It is the fourth year of medical school, and I have been dreaming in the language of ERAS (electronic residency application service). In less than one month, I will put my name into the sorting hat of applications as part of the match’s algorithm to interview, and hopefully I’ll be matched to a pediatric residency position.
Based on 2014 program director survey data published by the National Residency Matching Program (NRMP) an average of 1,392 medical students will apply to a pediatric residency that offers 15 seats. Roughly 20 percent will be offered interviews, and of those who actually interview, only 8 percent will have a chance of admittance.
Internal medicine receives the largest number of applications and offers the highest raw number of positions nationally. However, an average of 2,864 students will apply to a program with 18 spots, 11 percent will be offered interviews, and 7 percent of interviewees will ultimately matriculate. In some of the very competitive programs, either because of a limited number of spaces or popularity of the specialty, interview rates sink to 15 percent (ENT), 13 percent (orthopedic surgery), and 10 percent (dermatology).
When speaking to my faculty advisors, it seems like this whole process leans heavily on numbers to represent people. I am told that the sheer number of applications makes doing otherwise nearly impossible, and that board scores have been shown to correlate with future in-training exam scores, though with quite a range of variability. Come to find out, the USMLE Step 1 was not designed or originally intended to be predictive of future test performance. In spite of this, it has now become a very common way to stratify medical students as a supposed predictor of future test performance.
Listening to NPR last month I encountered a story about two sports writers who thought they could create a winning baseball team based on data collected about individual players’ stats. They were interested in sabermetrics, a term used to describe the search for objective knowledge about baseball. The principle is explained with a quote from Moneyball, when Jonah Hill (as Peter) says: “Of the 20,000 notable players for us to consider, I believe that there is a championship team of 25 people that we could afford, like an island of misfit toys.”
When pressed to describe a player selected for the team, one of the sports writers explains the selection of a particular baseball player:
He is from a Division III school and so he was not drafted. He doesn’t throw particularly hard. He throws sidearm, and then he switches sometimes to throwing over the top, so there’s a bit of deception. But he is not a big guy. He doesn’t have your typical athlete’s body. But when you look at his stats and even after adjusting for the quality of competition and the ballparks and the weather, and there’s so many factors to take into account, after you apply those adjustments to his stats, he looks like one of the best college seniors. So that’s kind of the prototype for the guy that we have gone after.

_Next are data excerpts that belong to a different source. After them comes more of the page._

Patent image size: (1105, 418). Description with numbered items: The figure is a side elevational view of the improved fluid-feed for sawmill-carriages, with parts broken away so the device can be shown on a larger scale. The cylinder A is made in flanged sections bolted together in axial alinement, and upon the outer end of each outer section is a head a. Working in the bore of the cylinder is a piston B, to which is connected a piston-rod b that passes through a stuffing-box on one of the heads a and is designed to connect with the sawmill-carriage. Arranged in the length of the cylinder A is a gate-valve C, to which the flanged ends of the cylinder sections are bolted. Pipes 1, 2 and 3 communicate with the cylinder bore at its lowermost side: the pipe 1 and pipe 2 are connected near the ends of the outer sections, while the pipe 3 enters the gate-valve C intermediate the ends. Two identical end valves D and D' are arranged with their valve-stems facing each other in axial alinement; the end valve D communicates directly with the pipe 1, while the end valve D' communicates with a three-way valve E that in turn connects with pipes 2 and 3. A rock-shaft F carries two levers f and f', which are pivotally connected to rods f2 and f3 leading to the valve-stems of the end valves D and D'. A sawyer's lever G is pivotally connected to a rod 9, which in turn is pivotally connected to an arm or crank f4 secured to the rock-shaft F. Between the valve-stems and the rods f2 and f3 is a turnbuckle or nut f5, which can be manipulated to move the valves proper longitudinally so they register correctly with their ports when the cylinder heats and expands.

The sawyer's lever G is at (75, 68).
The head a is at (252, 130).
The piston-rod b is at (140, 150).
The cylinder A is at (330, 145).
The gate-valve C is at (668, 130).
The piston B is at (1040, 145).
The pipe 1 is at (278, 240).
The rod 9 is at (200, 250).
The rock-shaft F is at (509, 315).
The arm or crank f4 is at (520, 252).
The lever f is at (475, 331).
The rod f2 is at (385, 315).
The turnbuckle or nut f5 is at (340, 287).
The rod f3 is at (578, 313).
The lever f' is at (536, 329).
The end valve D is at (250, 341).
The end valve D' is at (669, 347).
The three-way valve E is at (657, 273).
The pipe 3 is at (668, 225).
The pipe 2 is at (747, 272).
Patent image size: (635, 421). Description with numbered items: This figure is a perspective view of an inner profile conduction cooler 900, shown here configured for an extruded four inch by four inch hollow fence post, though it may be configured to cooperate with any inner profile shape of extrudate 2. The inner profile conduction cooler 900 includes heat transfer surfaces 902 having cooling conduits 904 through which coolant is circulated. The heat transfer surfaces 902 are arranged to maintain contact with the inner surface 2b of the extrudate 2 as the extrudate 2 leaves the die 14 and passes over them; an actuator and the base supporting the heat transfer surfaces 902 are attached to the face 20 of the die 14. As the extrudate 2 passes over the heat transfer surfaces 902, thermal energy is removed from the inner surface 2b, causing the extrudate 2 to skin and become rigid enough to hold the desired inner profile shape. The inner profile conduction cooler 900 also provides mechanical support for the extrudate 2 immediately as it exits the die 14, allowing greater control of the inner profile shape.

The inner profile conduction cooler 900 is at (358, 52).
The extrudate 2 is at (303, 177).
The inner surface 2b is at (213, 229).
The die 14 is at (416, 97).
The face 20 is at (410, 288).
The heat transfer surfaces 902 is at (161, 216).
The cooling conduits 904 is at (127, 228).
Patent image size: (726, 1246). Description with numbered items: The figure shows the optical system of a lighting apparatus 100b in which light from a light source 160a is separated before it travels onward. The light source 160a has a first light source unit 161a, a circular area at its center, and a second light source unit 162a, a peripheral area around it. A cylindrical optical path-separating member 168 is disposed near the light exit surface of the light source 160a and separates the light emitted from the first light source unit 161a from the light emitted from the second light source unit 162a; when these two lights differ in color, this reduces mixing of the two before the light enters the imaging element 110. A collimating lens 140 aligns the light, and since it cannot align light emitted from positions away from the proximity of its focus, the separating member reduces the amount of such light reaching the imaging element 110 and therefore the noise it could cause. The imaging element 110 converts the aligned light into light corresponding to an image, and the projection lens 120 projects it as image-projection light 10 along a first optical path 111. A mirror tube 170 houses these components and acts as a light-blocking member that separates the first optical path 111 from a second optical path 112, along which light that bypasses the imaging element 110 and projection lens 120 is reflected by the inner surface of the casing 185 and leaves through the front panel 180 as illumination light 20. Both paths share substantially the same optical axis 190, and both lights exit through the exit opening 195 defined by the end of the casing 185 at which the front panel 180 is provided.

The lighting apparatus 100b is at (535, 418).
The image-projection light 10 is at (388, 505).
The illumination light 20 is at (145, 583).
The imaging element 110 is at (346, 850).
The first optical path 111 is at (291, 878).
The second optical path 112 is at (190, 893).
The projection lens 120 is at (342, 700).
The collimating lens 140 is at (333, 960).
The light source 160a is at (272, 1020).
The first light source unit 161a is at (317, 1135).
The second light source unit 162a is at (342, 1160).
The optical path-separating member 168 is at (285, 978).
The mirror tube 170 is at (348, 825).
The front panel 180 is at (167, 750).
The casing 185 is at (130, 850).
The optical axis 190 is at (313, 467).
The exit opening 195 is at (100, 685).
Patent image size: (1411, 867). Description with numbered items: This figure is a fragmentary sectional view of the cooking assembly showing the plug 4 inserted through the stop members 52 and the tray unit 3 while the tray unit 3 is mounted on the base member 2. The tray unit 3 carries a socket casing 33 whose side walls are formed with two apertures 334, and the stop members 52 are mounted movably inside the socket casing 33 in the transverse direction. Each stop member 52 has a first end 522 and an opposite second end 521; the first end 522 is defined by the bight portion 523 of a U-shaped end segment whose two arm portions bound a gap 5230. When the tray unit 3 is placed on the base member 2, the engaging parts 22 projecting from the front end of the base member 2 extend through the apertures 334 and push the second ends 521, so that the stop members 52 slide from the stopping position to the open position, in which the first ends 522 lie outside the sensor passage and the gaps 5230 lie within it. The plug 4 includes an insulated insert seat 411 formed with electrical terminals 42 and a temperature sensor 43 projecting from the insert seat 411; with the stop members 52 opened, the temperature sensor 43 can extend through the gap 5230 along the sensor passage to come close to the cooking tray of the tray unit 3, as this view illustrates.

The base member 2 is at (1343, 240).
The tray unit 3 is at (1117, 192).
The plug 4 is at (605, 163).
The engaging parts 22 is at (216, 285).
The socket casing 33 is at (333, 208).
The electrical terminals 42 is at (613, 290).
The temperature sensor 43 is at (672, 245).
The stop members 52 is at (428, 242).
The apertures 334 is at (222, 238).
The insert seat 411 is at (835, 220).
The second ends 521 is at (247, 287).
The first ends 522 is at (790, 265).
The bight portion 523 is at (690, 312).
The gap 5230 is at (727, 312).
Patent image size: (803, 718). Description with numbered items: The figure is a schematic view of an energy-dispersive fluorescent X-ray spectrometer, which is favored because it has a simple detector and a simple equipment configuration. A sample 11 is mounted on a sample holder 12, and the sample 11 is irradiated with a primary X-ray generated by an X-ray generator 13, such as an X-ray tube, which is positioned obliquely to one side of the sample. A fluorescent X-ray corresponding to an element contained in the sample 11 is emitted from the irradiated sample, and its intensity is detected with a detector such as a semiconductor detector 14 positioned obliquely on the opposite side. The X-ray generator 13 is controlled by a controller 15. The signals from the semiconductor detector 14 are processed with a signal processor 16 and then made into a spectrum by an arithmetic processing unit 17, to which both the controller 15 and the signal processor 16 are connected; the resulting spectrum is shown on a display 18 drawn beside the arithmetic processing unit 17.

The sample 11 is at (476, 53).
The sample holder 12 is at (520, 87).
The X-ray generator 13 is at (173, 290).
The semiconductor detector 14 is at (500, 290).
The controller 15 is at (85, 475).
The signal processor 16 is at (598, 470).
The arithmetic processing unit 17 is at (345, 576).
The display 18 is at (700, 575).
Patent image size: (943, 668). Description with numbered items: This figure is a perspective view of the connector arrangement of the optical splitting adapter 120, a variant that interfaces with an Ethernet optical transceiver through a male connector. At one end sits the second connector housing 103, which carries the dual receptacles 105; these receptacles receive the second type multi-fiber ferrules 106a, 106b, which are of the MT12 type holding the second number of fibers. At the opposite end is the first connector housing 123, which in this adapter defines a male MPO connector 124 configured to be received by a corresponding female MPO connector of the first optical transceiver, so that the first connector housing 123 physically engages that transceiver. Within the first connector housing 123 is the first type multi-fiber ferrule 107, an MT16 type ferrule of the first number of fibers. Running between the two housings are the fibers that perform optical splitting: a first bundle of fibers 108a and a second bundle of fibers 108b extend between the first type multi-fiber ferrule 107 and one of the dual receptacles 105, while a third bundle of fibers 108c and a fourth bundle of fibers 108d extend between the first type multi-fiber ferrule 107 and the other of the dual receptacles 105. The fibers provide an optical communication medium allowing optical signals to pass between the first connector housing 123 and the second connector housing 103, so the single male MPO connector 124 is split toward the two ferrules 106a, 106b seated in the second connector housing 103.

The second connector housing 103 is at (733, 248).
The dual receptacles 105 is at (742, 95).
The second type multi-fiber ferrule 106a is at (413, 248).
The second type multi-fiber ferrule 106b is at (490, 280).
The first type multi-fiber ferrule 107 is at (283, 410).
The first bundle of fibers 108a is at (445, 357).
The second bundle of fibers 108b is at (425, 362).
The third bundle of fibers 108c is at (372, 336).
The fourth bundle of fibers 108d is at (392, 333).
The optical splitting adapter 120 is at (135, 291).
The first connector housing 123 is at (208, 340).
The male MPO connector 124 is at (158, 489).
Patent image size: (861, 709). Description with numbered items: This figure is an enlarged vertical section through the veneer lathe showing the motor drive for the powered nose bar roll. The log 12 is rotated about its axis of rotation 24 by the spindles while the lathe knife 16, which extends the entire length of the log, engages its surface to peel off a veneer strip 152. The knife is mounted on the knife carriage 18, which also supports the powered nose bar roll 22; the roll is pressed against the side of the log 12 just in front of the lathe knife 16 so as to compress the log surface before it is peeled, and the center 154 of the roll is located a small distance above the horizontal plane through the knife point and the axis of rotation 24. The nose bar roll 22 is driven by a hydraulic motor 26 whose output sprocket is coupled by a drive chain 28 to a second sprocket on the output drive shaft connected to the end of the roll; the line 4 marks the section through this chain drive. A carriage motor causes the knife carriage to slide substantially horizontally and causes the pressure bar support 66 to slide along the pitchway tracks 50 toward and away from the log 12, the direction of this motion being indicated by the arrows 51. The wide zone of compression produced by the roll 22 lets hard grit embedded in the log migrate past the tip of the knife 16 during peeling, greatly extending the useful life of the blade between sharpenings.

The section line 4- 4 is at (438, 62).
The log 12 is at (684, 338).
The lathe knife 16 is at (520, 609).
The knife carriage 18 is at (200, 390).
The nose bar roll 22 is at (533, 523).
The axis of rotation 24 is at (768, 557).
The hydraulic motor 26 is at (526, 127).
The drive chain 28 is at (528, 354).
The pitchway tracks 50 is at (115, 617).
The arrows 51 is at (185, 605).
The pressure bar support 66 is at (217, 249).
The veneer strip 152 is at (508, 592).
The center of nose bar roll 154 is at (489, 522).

For the most part, medical student “sabermetrics” (a term that in actuality refers only to baseball) are represented by the remainder of the application: the letters, the personal statement, distinctions like AOA and humanism awards, all of which are meant to provide more data about performance. These are largely subjective in lieu of our ability to provide raw objective data on how well we work in teams or if there are issues of professionalism.
I believe the application is extensive enough to do a single person justice. The worry is that — statistically speaking — most applications submitted to a single program would not be opened solely based on test scores, specifically the Step 1 exam.
I will admit my primary concern is selfish and not necessarily for the obvious reason. As an intern next year, I will be dependent on my fellow interns for support and knowledge. I don’t care if they were one point above or below a threshold on their USMLE Step 1 score, but I definitely care if they can handle stress, if they are respectful to team members and patients, and if they promote an environment of teaching and learning rather than one of competition. I care if they are always ready to laugh when things get rough or ready to be serious when tragedy warrants a straight face. I hope they are brave enough to sit down and have difficult conversations, whether it is explaining a psychogenic illness or a fatal diagnosis to our patients and their families.
Every one of my former teams that worked well was comprised of lovable, flawed, and lopsided yet complementary team members. We were far from clones of one another. I wonder if some smart algorithm can do a more conscious job of quantifying the parts of our application that involve interaction with people and put our files on the desks of programs that want what we specifically have to offer. Maybe this is already in place. It’s possible that from where I sit, I am not privy to the sabermetrics of medical students. I hope so.
For the sake of my future team of interns, misfit toys though we may be, I very much hope so.